Chart showing which players have scored against each team

Ever wondered which NHL players have scored against every opponent? This concept were are calling, the Goal Gauntlet.

On Thursday, November 6 the Dallas Stars played against the Anaheim Ducks. Pregame, Dallas Stars beat writer Lia Assimakopoulos tweeted that Tyler Seguin had never scored a regular season goal against the Anaheim Ducks. That night he did end up scoring, which led me down the rabbit hole of wondering, which NHL players have scored against every possible opponent?

For this project, I began by going to Zmalski's GitHub page that outlines the NHL public API documentation (https://github.com/Zmalski/NHL-API-Reference), and started a new project in Cursor. I won't post the full code, but I will share my thought process and strategy in ensuring the AI was able to assist me in getting the results I wanted.

1. I began by skimming the documentation and thought through the easiest way to gather the goal scoring data that I wanted - which was by pulling box scores of individual games.

2. In order to pull boxscores from the API, you are required to have a gameID. This leads to a few additional steps. In order to make a dataset of all the gameID's for the seasons I want is by pulling each team's full season of games together. Doing so also requires you to have a list of the team's abbreviated name for the API as well.

3. So after understanding this, I had Cursor put together a script to pull the current NHL standings, which would yield me the easiest route of getting the team names and the associated abbreviated name alongside. From there I created a secondary script that would allow me to pull together the full team's schedule for each team, and additionally rerun for whatever specific season I wanted.

4. Now that I have the list of gameID's, all I needed to do was have a script pull each games results. Specifically looking for how many goals each player scored, what team they are on, who they played against, their player ID, and I kept a few additional details for other uses cases potentially (position, assists, points).
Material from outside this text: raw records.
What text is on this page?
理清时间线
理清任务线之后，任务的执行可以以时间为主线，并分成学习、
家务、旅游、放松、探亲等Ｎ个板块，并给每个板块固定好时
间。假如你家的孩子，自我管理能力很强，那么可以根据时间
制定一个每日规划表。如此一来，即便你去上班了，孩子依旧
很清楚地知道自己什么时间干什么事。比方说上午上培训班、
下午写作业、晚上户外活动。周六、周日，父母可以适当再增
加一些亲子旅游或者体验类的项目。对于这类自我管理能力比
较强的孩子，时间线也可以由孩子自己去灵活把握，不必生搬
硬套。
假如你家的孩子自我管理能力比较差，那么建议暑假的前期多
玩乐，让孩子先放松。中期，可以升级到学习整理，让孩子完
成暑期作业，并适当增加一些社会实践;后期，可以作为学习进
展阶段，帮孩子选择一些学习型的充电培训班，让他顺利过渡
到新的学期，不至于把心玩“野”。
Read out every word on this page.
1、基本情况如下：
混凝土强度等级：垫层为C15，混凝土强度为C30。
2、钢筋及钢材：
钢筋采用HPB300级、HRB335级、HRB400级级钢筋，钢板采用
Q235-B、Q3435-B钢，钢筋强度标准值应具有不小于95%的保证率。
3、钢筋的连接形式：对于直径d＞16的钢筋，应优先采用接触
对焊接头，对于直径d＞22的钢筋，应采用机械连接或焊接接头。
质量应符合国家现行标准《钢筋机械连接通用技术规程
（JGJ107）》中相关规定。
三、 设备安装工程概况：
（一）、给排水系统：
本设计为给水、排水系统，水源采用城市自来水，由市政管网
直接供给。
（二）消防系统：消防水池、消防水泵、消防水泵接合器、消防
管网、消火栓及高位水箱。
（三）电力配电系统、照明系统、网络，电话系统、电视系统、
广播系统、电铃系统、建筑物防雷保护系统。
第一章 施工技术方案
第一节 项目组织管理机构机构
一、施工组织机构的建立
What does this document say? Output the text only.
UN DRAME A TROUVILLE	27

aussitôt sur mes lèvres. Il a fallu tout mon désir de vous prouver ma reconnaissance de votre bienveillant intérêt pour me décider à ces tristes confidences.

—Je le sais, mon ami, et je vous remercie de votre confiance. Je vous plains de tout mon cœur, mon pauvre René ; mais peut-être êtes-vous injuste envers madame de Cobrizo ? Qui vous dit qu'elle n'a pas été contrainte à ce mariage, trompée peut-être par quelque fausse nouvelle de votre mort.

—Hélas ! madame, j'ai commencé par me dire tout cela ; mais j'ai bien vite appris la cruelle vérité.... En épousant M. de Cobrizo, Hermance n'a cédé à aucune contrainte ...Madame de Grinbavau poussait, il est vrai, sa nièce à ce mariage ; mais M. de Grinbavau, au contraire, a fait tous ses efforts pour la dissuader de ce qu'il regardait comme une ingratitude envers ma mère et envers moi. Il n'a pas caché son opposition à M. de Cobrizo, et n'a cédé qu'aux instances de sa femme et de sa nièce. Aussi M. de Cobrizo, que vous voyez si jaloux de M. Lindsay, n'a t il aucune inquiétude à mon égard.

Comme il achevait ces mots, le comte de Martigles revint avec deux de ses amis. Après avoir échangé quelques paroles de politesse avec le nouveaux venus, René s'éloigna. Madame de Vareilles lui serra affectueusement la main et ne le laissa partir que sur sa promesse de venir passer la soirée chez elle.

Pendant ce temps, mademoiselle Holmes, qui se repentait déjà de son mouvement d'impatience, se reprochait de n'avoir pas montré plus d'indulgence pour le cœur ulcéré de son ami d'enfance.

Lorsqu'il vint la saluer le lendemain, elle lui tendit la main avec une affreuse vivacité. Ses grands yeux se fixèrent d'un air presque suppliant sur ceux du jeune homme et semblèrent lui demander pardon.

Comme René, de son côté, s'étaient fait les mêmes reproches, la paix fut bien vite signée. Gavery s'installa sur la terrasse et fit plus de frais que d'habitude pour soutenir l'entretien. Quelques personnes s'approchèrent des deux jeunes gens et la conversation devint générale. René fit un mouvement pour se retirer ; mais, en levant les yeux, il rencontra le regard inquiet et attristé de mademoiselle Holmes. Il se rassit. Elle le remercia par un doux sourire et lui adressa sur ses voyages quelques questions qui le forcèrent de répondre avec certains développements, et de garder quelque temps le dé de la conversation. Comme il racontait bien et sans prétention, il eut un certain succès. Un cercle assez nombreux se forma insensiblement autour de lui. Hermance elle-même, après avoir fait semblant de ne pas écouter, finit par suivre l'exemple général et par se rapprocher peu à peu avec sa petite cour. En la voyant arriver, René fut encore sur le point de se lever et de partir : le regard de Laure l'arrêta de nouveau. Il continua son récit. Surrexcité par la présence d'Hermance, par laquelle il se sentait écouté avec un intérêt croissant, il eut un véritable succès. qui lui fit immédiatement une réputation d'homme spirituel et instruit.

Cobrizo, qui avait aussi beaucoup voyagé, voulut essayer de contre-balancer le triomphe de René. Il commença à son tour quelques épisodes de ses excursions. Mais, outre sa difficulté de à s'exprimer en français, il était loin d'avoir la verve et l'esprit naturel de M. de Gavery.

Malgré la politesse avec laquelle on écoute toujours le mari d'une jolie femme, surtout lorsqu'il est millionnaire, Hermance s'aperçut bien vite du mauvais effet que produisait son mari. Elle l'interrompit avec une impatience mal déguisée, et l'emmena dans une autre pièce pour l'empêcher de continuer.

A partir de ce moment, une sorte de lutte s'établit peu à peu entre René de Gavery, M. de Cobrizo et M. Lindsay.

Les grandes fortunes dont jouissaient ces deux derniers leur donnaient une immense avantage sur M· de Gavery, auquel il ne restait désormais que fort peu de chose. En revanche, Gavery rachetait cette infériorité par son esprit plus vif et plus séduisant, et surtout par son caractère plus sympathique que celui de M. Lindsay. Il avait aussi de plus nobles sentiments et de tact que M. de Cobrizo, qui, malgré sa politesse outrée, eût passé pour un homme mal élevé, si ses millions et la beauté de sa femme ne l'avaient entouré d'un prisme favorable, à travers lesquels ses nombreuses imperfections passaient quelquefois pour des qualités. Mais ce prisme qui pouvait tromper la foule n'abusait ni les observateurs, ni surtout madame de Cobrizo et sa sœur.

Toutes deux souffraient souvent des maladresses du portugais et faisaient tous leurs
5. The number of seasons was determined by looking up who the oldest current active player is (Brent Burns) and which season he started playing (2003-2004). So I pulled the data for every season since then. And lastly, I needed to reduce my list of player's data to just those who are actively playing (for the visual I wanted to create) so I used my team abbreviations again and pulled the current roster for each team, including Player ID's.

6. Now that I have the data for all games and players for every active player's career, I just needed to combine everything into a single data frame, and have it summarized properly, then filtered down by active players.

7. Cursor was able to assist with creating a nice visual aid that shows a color if the player (row) has scored against an opponent (column), and if they have not fill it in black. The visual here shows the top 50 career goal scorers, but could be expanded depending on wants.

As it turns out, Seguin still has one team to go, the Seattle Kraken.